El arte del streaming

A diferencia de aquellas películas italianas o francesas que desafiaban la linealidad del relato para acentuar en otros aspectos que tenían relación con las formas y las ideas, el fuerte de “la serie Dark” está en una estructura narrativa que funciona como un mecanismo de relojería.

Por J.C. Maraddón

Con el arribo del llamado “cine arte” surgió una manera distinta de concebir y de apreciar las producciones audiovisuales, porque ese género ponía énfasis en cuestiones estéticas, en tanto que el cine industrial se esmeraba en entretener al público masivo. Por eso, también surgió una categoría distinta de espectadores, que se percibía por encima del gusto del común de los mortales y que disfrutaba de esas obras con embeleso, sabiendo que a través de ellas ingresaba en el paraíso de la alta cultura y se alejaba de esas pasiones “vulgares” que se apoderaban de las salas cuando proyectaban alguno de los tanques de taquilla.

Formaba parte de la formación del buen cinéfilo regodearse con esos manjares, que en aquellos tiempos eran el material favorito de los cineclubes, donde los ciclos de los grandes directores constituían el atractivo principal de la programación. Muchas veces, las funciones arrancaban con una disertación de algún crítico que introducía el filme que se iba a exhibir, y terminaban con un debate que versaba sobre las diversas interpretaciones que dejaba la película. Así como un largometraje hollywoodense se leía de una sola manera y listo, uno elaborado desde una perspectiva artística daba pie a infinitos significados.

La muletilla, en aquel momento, era que a esa clase de producciones no había que entenderlas sino disfrutarlas, porque en el afán de comprenderlas de cabo a rabo nos estábamos perdiendo su mayor encanto, que era la impresión que causaban en nuestro “sensible” espíritu. Pero aun así había toda una biblioteca dedicada a develar qué había querido decir el realizador con su obra, así como había expertos que decodificaban ese mensaje y lo traducían a los iniciados como si fuesen profetas que tenían la posibilidad de comunicarse con un ser divino, para luego transmitir sus enseñanzas a quienes no poseíamos ese don.

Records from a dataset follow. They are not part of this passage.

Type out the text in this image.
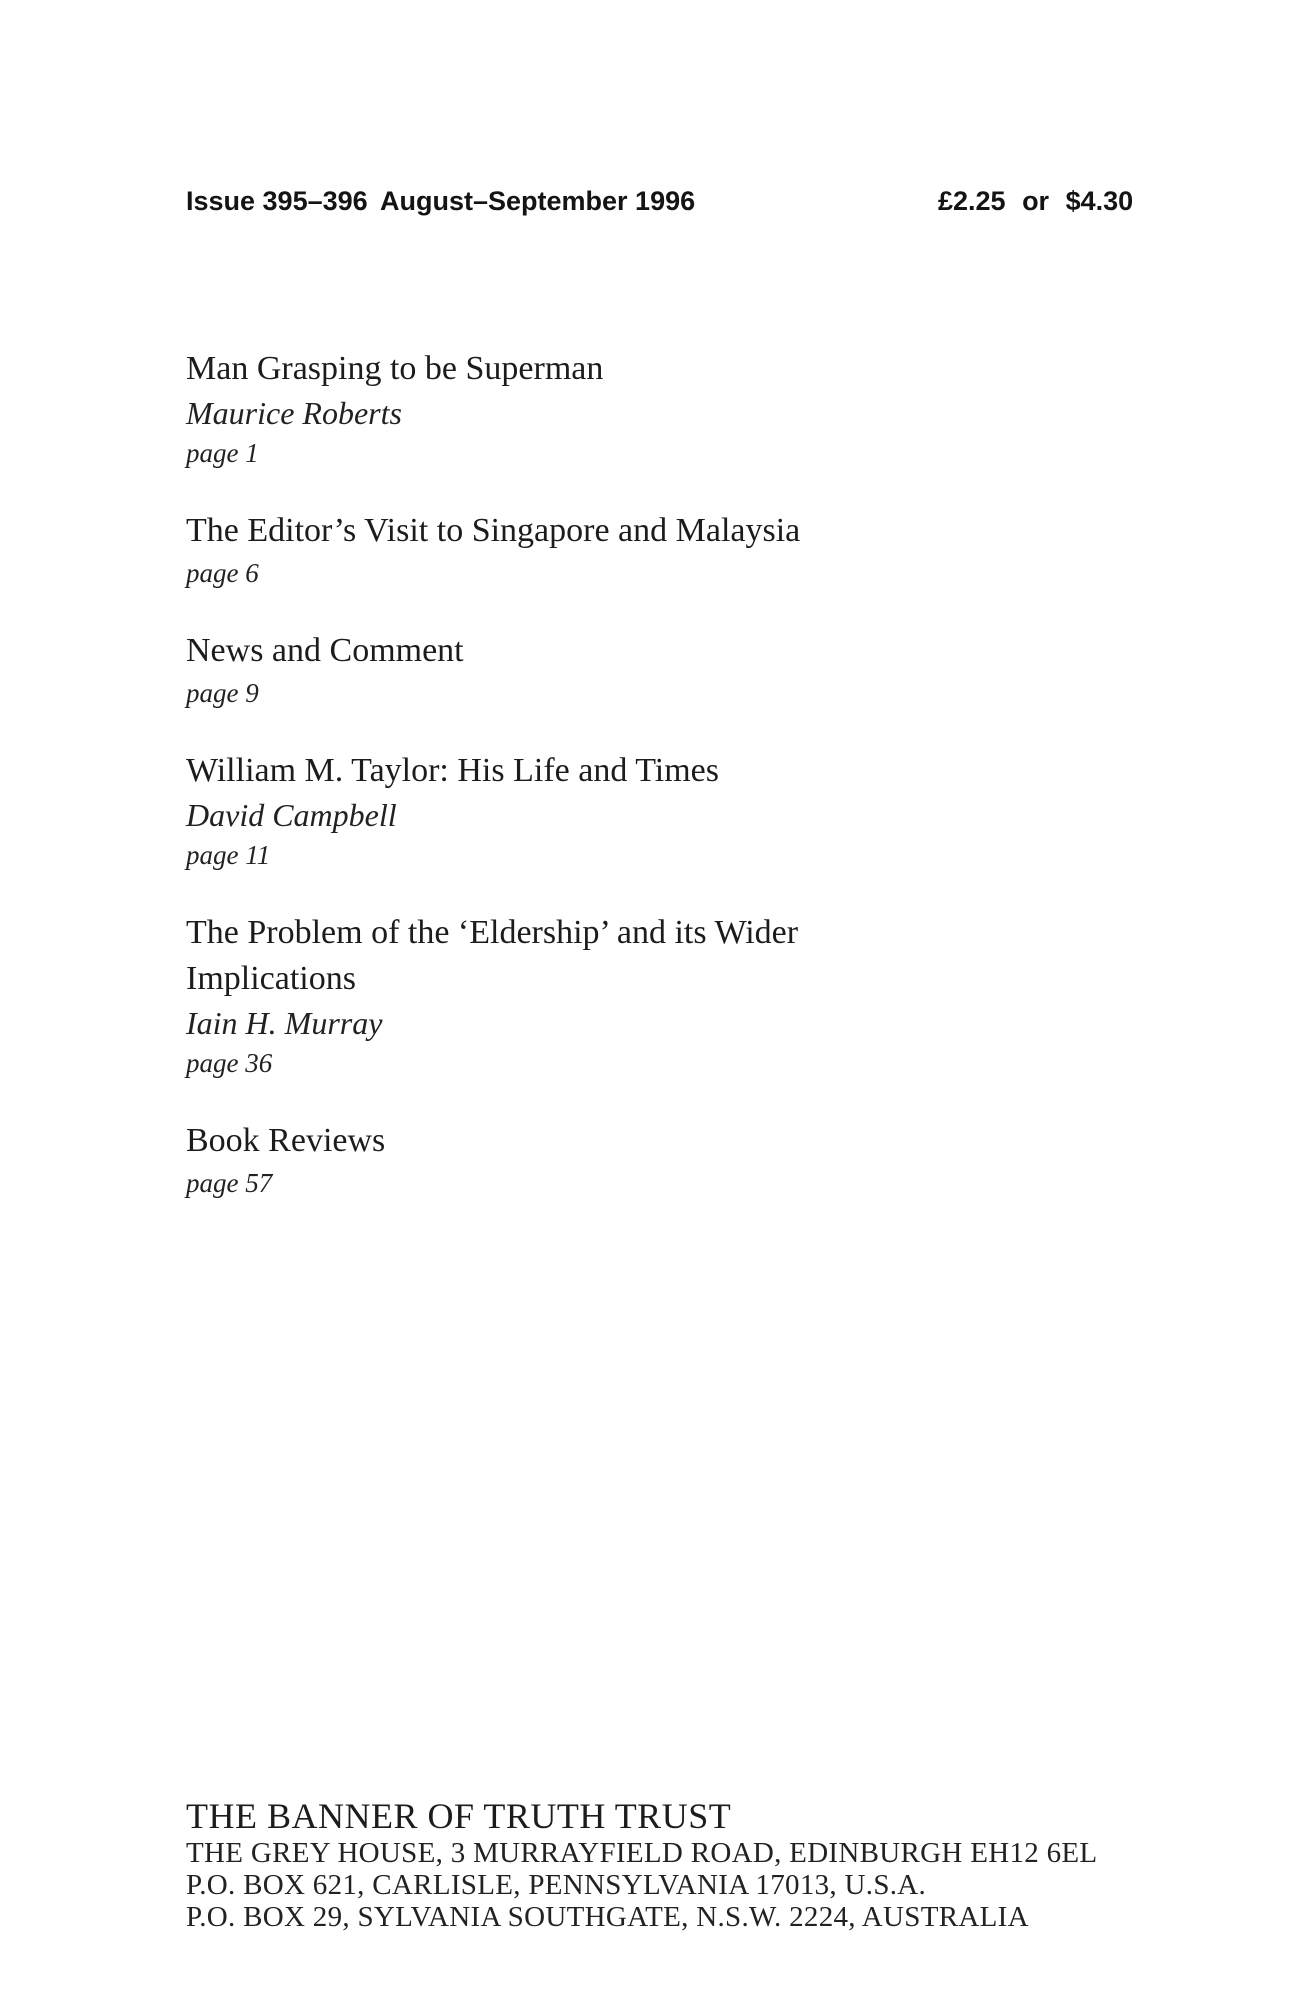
Issue 395–396 August–September 1996	£2.25 or $4.30
Man Grasping to be Superman
Maurice Roberts
page 1
The Editor’s Visit to Singapore and Malaysia
page 6
News and Comment
page 9
William M. Taylor: His Life and Times
David Campbell
page 11
The Problem of the ‘Eldership’ and its Wider Implications
Iain H. Murray
page 36
Book Reviews
page 57
THE BANNER OF TRUTH TRUST
THE GREY HOUSE, 3 MURRAYFIELD ROAD, EDINBURGH EH12 6EL
P.O. BOX 621, CARLISLE, PENNSYLVANIA 17013, U.S.A.
P.O. BOX 29, SYLVANIA SOUTHGATE, N.S.W. 2224, AUSTRALIA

Mucho tiempo ha transcurrido desde esa época de maniqueísmo explícito y las cosas han cambiado bastante. El purismo que tanto se valoraba en ese entonces casi no existe y, así como los cultores del cine arte han sabido justipreciar las bondades que muchas veces subyacen detrás de un título taquillero, también la industria ha tomado ejemplos de esa vertiente artística para dotar a sus realizaciones de una belleza que vaya más allá de la producción en serie. Y, por supuesto, lo que abunda en la actualidad es la hibridez, no sólo en la pantalla grande, sino también en las series del streaming.

Uno de los grandes lanzamientos durante la cuarentena ha sido la tercera temporada de “Dark”, la serie alemana sobre viajes en el tiempo que se convirtió en uno de los best sellers de Netflix y que tuvo la virtud de capturar la atención tanto de la audiencia masiva como de los usuarios más exquisitos. Y es que no sólo posee una trama más que ocurrente, sino que complementa ese hallazgo con actuaciones descollantes y con un despliegue fotográfico que deslumbra a los paladares más exigentes. Su éxito remite entonces a varias razones que confluyen en un producto soberbio.

Sin embargo, a diferencia de aquellas películas del cine italiano o francés de los años sesenta y setenta, que desafiaban la linealidad del relato para acentuar en otros aspectos que tenían relación con las formas y las ideas, el fuerte de “Dark” está en una estructura narrativa que funciona como un mecanismo de relojería. Piezas que a primera vista no parecen pertenecer al mismo rompecabezas, van encajando unas con otras con el correr de los capítulos, hasta conformar un cuadro sinóptico perfecto, que va siendo armado junto a los espectadores por algunos de los personajes de la historia, en un juego de espejos magistral.